でも、「それは広告でしょ」って言われてしまう。このビジネスについて、みんな口を揃えて「できない」っていいます。でも、「やってみなきゃわからない」という世界。「できないだろう」って言われていることを出来る方法を考えて、やってみるということが大事なんです。それに「今やるのが1番面白い」と思っているだけなんですけど、業界には新しい概念がそもそも存在しない。だから、広告になっちゃう。
岩田:業界がこれまで積み重ねてきた手数料ビジネスの壁が厚いんですね…。実際に導入されている事例もあると思うんですけど、そういった自治体さんも最初は「わからない」からのスタートだったんですか?
西岡さん:基本そういったところは最初から共通して、わかってくれているんですよ。逆に「わからない」から始まるところはないんです。説明してわかる領域でもないかもしれないんです。
岩田:直感的に「なんか面白そうだからやってみよう」っていうくらいのところなんですかね。ぜひ、trivenを通じて色んな自治体さんや地域と繋がって、事例を増やしていただければと思います。
trivenは自治体や仲間とアイディアベースでつながれる
岩田:trivenはどのように活用されましたか?
西岡さん:僕は実証実験がしたかったので、trivenが主催する渋谷区と神戸市の共催イベント『NOROSIスタートアップ』を見て参加をしました。
trivenはアイディアベースで色んな方がいるのが面白いです!僕はNOROSIのイベントで出会ったお茶の活動をされている美心LABさんと、旅館でお茶を一緒に提供する取り組みをすることになりました。
岩田:旅館xお茶の面白い取り組みが始まりそうですね!
西岡さん:アイディアで話せるのが良いです。また、オンラインとオフラインがあるので、美心LABさんがイベントの時に商品を実際に持ってこられたので「これは良い!」ってなりました。

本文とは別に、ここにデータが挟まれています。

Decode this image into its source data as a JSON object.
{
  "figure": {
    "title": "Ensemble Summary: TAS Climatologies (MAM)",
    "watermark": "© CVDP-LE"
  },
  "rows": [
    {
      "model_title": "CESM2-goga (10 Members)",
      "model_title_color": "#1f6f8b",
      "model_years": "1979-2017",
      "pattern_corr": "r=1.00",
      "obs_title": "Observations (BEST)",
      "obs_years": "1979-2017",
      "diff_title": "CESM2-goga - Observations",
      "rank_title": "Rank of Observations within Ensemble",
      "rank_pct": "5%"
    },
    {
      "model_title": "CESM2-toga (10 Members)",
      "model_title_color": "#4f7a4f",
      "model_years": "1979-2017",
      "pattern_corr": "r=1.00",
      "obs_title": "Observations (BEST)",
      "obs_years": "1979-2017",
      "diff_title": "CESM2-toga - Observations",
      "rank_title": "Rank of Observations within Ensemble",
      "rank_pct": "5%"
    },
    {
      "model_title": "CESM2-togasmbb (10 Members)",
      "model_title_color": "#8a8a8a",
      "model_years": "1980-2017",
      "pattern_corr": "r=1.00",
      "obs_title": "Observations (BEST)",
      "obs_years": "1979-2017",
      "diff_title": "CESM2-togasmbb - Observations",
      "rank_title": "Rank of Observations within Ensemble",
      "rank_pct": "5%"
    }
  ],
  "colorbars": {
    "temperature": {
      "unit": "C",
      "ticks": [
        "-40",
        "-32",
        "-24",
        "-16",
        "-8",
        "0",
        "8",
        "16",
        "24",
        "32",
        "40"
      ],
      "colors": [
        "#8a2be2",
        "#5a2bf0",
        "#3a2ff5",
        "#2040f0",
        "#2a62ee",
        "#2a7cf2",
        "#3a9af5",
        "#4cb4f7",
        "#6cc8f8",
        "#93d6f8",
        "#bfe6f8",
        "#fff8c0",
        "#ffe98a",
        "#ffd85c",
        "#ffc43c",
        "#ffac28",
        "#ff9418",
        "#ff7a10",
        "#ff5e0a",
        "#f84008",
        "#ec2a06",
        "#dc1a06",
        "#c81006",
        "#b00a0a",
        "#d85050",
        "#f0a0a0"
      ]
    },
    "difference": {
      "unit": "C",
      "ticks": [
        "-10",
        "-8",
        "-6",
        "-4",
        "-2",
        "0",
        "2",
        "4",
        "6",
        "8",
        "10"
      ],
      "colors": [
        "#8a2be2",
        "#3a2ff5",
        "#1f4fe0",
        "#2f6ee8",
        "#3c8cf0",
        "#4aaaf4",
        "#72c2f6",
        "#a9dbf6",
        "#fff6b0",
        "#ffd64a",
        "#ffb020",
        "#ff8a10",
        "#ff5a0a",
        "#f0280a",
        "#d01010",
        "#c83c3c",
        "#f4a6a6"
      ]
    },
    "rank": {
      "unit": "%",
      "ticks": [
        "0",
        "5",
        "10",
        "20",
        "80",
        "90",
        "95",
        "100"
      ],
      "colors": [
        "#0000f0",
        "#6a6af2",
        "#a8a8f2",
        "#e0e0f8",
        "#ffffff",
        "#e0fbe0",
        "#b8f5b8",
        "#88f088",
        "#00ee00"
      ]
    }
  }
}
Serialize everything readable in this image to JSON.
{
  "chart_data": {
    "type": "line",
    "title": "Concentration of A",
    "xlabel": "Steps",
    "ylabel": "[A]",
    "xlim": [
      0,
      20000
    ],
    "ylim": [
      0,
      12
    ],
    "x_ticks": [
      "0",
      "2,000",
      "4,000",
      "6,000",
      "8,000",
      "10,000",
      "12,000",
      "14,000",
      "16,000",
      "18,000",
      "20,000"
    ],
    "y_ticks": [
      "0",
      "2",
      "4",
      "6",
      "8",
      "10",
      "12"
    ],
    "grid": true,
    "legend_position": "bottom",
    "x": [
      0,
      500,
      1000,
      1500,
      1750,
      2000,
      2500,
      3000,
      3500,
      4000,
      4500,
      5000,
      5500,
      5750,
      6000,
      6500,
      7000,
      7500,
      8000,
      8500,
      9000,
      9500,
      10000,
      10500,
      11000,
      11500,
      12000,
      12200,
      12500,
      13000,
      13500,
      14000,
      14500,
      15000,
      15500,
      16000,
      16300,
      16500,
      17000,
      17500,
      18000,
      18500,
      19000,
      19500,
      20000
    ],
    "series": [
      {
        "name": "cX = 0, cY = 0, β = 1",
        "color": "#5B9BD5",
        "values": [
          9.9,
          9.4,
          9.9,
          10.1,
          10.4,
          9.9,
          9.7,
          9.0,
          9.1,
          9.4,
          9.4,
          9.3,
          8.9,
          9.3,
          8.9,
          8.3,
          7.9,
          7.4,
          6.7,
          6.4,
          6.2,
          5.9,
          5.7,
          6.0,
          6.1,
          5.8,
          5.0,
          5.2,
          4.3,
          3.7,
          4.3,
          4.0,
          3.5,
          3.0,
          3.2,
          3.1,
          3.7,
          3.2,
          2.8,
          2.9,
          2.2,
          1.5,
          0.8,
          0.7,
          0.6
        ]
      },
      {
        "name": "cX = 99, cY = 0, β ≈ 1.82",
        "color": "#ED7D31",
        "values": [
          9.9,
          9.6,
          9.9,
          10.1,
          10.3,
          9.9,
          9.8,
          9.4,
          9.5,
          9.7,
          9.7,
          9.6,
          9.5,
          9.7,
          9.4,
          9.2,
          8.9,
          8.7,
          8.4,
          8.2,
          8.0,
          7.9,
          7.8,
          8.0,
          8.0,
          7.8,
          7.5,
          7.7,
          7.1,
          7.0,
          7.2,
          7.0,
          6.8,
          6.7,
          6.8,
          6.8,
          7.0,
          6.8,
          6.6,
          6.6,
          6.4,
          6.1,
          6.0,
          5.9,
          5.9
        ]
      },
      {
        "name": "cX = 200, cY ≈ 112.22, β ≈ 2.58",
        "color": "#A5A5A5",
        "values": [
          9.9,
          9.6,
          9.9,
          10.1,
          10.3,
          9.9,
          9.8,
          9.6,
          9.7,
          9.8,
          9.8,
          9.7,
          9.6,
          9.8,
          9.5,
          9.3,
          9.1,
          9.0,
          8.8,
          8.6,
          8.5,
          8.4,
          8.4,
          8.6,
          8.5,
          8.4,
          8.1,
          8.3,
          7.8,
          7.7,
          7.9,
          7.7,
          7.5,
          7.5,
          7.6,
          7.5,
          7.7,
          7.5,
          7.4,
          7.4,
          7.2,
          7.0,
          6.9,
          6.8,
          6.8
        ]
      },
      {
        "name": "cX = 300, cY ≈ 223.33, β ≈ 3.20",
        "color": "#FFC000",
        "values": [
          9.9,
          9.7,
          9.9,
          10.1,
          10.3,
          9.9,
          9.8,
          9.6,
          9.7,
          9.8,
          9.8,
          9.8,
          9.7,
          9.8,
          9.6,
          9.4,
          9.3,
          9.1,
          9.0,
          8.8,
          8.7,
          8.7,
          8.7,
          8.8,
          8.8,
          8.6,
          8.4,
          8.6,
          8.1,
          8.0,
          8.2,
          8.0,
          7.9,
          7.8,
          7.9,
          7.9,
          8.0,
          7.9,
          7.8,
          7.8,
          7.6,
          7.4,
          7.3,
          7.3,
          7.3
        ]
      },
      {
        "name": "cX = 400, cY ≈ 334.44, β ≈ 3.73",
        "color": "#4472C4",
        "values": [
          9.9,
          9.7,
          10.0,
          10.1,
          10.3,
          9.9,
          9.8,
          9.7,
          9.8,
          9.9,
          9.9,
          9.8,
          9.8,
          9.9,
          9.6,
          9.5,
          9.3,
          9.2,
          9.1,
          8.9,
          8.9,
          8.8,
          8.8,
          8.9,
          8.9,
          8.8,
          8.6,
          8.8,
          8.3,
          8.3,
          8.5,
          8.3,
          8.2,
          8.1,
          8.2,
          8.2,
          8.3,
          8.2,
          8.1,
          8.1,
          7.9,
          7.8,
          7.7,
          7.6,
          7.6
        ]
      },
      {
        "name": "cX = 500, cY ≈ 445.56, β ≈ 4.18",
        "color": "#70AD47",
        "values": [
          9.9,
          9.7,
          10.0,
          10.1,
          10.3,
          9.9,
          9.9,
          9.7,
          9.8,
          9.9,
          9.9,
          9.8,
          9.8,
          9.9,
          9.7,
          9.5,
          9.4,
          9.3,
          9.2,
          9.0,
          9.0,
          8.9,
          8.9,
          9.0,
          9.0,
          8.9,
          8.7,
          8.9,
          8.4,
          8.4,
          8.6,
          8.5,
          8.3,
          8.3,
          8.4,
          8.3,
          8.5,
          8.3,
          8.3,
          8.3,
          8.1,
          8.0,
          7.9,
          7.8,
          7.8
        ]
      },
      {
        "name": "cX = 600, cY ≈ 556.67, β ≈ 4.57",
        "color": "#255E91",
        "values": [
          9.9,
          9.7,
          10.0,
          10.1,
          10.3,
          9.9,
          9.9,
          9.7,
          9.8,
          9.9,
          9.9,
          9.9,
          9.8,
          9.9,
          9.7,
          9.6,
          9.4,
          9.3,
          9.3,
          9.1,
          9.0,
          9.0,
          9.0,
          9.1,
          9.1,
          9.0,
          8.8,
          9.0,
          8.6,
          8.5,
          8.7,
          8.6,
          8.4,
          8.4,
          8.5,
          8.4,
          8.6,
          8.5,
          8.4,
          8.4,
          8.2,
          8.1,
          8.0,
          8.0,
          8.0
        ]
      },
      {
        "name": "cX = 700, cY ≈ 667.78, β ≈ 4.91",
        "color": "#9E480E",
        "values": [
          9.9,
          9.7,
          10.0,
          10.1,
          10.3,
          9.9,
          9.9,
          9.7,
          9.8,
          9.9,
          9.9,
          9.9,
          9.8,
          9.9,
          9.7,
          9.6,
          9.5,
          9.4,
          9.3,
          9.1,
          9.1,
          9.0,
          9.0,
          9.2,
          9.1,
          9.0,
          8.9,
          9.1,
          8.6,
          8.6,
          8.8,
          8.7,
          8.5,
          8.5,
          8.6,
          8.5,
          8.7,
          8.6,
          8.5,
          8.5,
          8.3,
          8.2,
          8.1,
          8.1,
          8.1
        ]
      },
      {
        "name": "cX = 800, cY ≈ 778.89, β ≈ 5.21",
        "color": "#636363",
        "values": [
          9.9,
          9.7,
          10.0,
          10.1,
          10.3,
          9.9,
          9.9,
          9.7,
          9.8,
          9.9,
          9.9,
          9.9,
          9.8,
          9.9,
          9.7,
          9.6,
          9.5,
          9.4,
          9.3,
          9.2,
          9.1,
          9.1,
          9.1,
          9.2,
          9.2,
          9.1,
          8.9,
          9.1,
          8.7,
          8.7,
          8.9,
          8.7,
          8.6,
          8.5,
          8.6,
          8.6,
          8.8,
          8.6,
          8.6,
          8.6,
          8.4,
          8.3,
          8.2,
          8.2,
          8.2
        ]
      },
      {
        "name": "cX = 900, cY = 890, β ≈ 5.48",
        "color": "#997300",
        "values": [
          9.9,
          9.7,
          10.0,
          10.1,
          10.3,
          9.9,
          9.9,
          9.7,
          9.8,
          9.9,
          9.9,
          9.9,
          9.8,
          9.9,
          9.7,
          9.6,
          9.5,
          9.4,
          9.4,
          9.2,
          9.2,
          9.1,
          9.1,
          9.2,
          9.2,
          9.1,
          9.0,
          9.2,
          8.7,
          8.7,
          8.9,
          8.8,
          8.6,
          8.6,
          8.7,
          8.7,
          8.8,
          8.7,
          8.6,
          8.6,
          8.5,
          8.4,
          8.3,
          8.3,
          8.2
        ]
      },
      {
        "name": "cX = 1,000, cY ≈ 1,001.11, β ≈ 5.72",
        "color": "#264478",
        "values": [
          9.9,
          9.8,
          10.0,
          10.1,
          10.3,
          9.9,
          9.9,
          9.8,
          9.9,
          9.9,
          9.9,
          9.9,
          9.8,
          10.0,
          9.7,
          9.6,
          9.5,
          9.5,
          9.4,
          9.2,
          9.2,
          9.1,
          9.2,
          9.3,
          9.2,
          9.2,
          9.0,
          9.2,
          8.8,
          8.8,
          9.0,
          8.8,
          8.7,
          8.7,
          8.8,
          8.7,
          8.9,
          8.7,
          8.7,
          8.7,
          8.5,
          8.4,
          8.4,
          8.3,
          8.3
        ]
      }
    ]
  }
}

岩田:オンラインとオフラインでアイディアベースでつながって、動き始めるというのが可能になるという理想の形で活用していただけて嬉しいです。
西岡さん:そうですね。色んなプログラムに応募しましたが、多くは企画書を提案しないといけないので、アイディアベースで行政とつながれるのが面白いです。実証実験をされない方でもアイディアを神戸市や渋谷区と壁打ちすることで、プロジェクトが前に進むかもしれません。
それに、起業するってなると「そんなの無理でしょ」と否定されることが多いので、アイディアに対して「面白いね」って言う仲間がいる。
岩田:まさにtrivenでは、アイディアを持った人が仲間と出会うことで1歩を踏み出す応援がしていきたいと思っているので、コミュニティづくりを頑張ります。最後に西岡さんの次の目標やこれからの展望を教えてください!
西岡さん:サービスのハード面だけではなく、ソフト面としては、より「コミュニティ」づくりを重視して、運営やユーザー間のコミュニケーションを強化し、温泉や国内旅行のファンを増やしていきます。また、行政との連携も増やしていき地域活性化や地方創生へ貢献していきます。
旅をワクワクさせる事業を通じて今より少しだけ旅を楽しく(tabi-fun)します。
岩田:ありがとうございました!
内容は取材当時のものです。現在のサービス名・事業内容・活動状況は同プロジェクトのホームページ・SNSなどをご参照ください。